Modern Talking chronology
| Victory (2002) | Universe (2003) | The Final Album: The Ultimate Best Of (2003) |

Singles from Universe
- "TV Makes the Superstar" Released: 3 March 2003;

= Universe (Modern Talking album) =

Universe is the twelfth and final studio album by German duo Modern Talking, released on 31 March 2003 by Hansa Records. The album debuted at number two on the German chart on 14 April 2003, spending three weeks within the top 10 and 12 weeks altogether on the chart.

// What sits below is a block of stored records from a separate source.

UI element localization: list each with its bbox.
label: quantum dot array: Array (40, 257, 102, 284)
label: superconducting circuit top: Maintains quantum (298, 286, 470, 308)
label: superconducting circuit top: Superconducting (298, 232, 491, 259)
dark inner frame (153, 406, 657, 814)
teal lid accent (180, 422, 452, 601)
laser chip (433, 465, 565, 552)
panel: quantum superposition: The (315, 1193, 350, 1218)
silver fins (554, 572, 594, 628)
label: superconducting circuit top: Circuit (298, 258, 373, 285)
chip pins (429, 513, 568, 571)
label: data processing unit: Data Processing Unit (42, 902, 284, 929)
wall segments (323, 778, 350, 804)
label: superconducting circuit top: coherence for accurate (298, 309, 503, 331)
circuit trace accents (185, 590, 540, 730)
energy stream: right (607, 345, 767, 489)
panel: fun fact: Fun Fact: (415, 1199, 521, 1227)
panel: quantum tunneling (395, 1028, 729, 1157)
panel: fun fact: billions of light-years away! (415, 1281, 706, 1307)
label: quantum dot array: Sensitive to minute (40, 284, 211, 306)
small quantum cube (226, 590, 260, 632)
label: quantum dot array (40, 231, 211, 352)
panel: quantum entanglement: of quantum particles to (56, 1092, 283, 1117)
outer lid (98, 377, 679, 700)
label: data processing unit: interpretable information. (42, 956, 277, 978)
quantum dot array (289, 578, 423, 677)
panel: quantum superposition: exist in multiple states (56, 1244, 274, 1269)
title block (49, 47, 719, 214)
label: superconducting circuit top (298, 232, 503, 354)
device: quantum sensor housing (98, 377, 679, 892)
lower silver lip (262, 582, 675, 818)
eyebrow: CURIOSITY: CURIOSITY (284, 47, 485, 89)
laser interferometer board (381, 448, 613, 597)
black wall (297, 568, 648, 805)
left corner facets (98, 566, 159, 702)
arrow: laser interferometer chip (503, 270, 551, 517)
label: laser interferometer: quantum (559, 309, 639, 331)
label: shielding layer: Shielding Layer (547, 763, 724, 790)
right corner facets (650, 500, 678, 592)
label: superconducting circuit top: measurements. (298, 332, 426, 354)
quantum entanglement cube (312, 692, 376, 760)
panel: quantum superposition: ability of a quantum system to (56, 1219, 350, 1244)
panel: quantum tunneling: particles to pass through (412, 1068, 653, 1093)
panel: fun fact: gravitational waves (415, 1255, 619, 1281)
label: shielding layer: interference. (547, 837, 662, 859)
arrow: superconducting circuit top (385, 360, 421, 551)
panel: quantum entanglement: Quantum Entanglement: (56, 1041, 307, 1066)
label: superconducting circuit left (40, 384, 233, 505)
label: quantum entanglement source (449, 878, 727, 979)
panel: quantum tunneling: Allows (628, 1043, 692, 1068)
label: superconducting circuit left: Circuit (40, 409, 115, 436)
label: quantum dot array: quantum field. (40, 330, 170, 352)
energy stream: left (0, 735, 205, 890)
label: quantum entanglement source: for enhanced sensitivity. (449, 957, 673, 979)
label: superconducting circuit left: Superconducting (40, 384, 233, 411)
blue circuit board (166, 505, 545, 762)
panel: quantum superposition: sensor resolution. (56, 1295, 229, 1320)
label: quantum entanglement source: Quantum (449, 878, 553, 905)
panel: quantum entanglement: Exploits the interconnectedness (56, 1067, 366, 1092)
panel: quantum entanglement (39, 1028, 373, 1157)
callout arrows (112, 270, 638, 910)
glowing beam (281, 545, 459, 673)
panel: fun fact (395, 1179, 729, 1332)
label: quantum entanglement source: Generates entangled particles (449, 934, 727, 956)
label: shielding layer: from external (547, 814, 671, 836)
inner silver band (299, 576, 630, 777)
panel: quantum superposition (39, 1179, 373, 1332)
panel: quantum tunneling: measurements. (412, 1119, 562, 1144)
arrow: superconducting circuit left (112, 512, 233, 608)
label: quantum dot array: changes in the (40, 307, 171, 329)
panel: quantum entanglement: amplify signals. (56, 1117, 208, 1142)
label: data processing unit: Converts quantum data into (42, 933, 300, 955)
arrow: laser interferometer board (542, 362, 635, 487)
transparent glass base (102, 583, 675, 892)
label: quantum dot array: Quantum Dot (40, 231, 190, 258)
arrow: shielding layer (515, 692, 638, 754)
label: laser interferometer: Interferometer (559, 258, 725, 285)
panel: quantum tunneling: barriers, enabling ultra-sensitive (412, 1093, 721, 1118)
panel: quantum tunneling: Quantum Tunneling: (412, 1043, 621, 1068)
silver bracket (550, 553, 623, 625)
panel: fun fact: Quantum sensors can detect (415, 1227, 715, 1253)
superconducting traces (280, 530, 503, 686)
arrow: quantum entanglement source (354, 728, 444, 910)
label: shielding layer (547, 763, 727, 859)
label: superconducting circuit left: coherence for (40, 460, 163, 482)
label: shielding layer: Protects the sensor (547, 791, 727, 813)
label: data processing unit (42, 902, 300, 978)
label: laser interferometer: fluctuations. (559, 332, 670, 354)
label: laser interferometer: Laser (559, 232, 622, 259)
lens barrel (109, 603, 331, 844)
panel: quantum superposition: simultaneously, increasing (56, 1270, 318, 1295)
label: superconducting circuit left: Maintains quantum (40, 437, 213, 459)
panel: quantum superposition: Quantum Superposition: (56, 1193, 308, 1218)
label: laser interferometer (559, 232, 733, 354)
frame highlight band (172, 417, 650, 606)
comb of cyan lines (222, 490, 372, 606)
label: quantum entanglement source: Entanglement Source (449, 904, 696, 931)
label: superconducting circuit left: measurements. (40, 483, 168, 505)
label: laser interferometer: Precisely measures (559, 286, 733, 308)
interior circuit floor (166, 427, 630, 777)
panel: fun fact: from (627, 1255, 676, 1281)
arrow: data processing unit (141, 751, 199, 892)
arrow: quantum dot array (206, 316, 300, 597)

Universe has been certified gold by the Bundesverband Musikindustrie (BVMI) for shipping over 100,000 units in Germany.

Professional ratings
Review scores
| Source | Rating |
| AllMusic |  |
| laut.de |  |

==Track listing==

| No. | Title | Producer(s) | Length |
|---|---|---|---|
| 1. | "TV Makes the Superstar" | Bohlen; Thorsten Brötzmann^{[a]}; | 3:44 |
| 2. | "I'm No Rockefeller" | Bohlen; Brötzmann^{[a]}; | 3:40 |
| 3. | "Mystery" | Bohlen; Kay M. Nickold^{[a]}; | 3:32 |
| 4. | "Everybody Needs Somebody" | Bohlen; Jeo^{[a]}; Lalo Titenkov^{[a]}; | 4:09 |
| 5. | "Heart of an Angel" | Bohlen; Jeo^{[a]}; Titenkov^{[a]}; | 4:08 |
| 6. | "Who Will Be There" | Bohlen; Nickold^{[a]}; | 3:47 |
| 7. | "Knocking on My Door" | Bohlen; Jeo^{[a]}; Titenkov^{[a]}; | 3:36 |
| 8. | "Should I, Would I, Could I" | Bohlen; Jeo^{[a]}; Titenkov^{[a]}; | 3:45 |
| 9. | "Blackbird" | Bohlen; Jeo^{[a]}; Titenkov^{[a]}; | 3:17 |
| 10. | "Life Is Too Short" | Bohlen; Brötzmann^{[a]}; | 3:32 |
| 11. | "Nothing but the Truth" | Bohlen; Nickold^{[a]}; | 3:20 |
| 12. | "Superstar" | Bohlen; Nickold^{[a]}; | 3:41 |

===Notes===
- signifies a co-producer

==Charts==

===Weekly charts===

Weekly chart performance for Universe
| Chart (2003) | Peak position |
|---|---|
| Austrian Albums (Ö3 Austria) | 10 |
| Czech Albums (ČNS IFPI) | 19 |
| European Albums (Music & Media) | 11 |
| German Albums (Offizielle Top 100) | 2 |
| Hungarian Albums (MAHASZ) | 24 |
| Polish Albums (ZPAV) | 20 |
| Swiss Albums (Schweizer Hitparade) | 25 |

===Year-end charts===

Year-end chart performance for Universe
| Chart (2003) | Position |
|---|---|
| German Albums (Offizielle Top 100) | 66 |

==Certifications==

Certifications for Universe
| Region | Certification | Certified units/sales |
| Germany (BVMI) | Gold | 100,000^{^} |
^{^} Shipments figures based on certification alone.